Madhura Srinivas, photographer says, “Being a part of The Vagina Monologues seemed like a natural course of action for me— as a woman in India, a 31 year old, a cancer survivor and someone who has experienced and survived domestic violence. Though it brought up a lot of trauma, this experience has provided immense support and an opportunity to move through whatever has surfaced. For me, these monologues represent all women. The word ‘vagina’ rolls off my tongue more easily now. This experience has brought tears, laughter, angst, acceptance and most of all, reverence towards my own body.”

Performed by women of varying ages and from all walks of life, all of whom are non-actors, the production marks the second anniversary of the She Stands Tall Project work in Bangalore and the twentieth anniversary of V-Day 2018.
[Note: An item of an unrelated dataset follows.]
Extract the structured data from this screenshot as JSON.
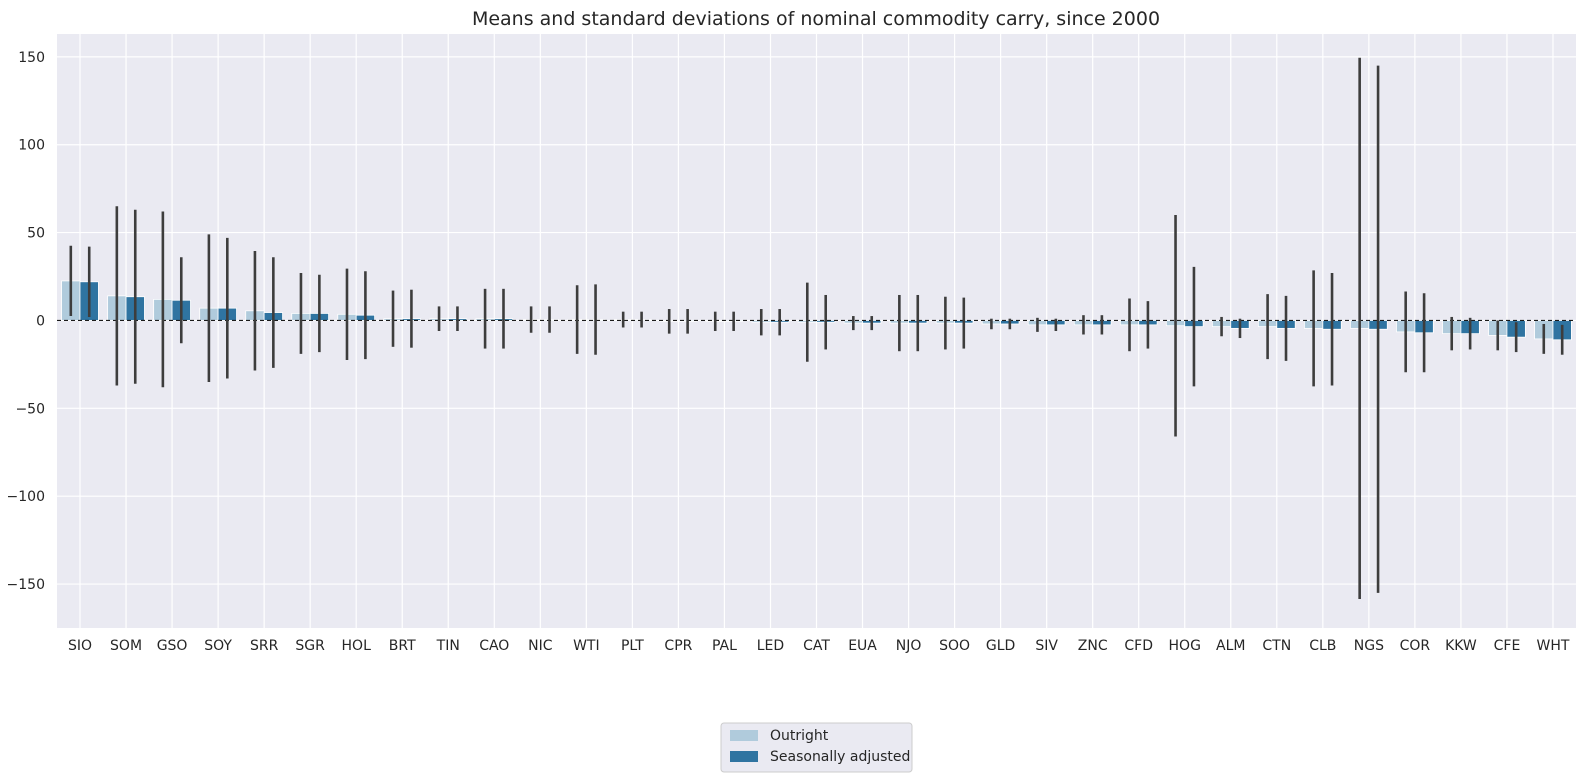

A highly relevant play for the people of India, Rekha Kurup, Director of the play & Founder of The She Stands Tall Project shares what inspired her to stage the play in Bangalore. She says, “According to me, there is life before the Vagina Monologues and life after the Vagina Monologues. In 2011, when I first got the opportunity to participate in The Vagina Monologues, I became a different person from that day on, watching the performance and hearing these stories which I so deeply connected to. It brings me such exhilaration and joy to be able to see the energy, the beauty and the strength of the Indian woman infusing these monologues.”

So, here I stand at what seems to me the edge of a cliff, ready to take a swan-dive and embrace what is surely going to be a life-changing experience.